Not judging, just find it interesting that "ground-up" doesn't seem to mean as much as it used to.

Seem to me there is room for all of the different approaches- be it ground-up, onsight, headpoint.

On a personal note: as I approach 40 I am definitely noticing the effects of the relatively benign gym bouldering falls- my knees and back start to complain if I don't downclimb problems. As much as I appreciate the aesthetics of these highballs, I am not willing to pay that toll.

Peter Beal said...

I believe that your description of John Sherman's medical history is accurate, though understated. A friend and I hauled him to a hospital when he got a concussion bouldering Maine, one of several he has had, I believe. That's just a start.

The movie actually shows little of the preparation process for the really high problems/routes, leaving the impression that most are done onsight, ground-up. I really don't know the history on these ascents. I will ask Andy.

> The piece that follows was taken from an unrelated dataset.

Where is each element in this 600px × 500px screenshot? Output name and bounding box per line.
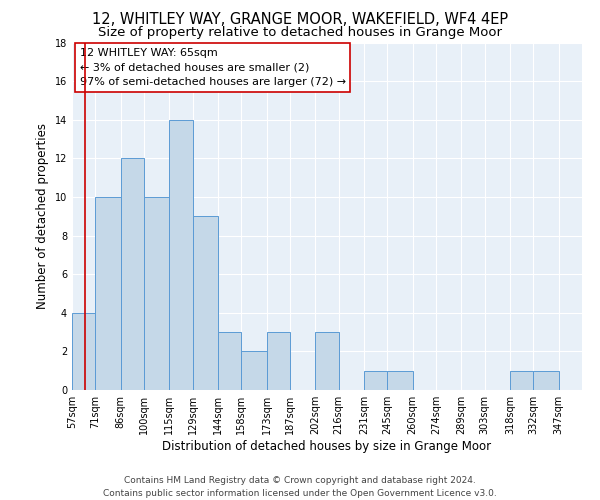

Re: aging and falling, absolutely. When you don't know exactly how many seasons you have left, ending one on a messed-up highball seems unwise. I always take a ton of pads and obsess about the right landing points. When I was younger, I thought climbing up high ropeless was pretty cool. Now I think continuing to climb as hard as I can is cool, especially when compared to telling stories about back in the day because my body is totally shot.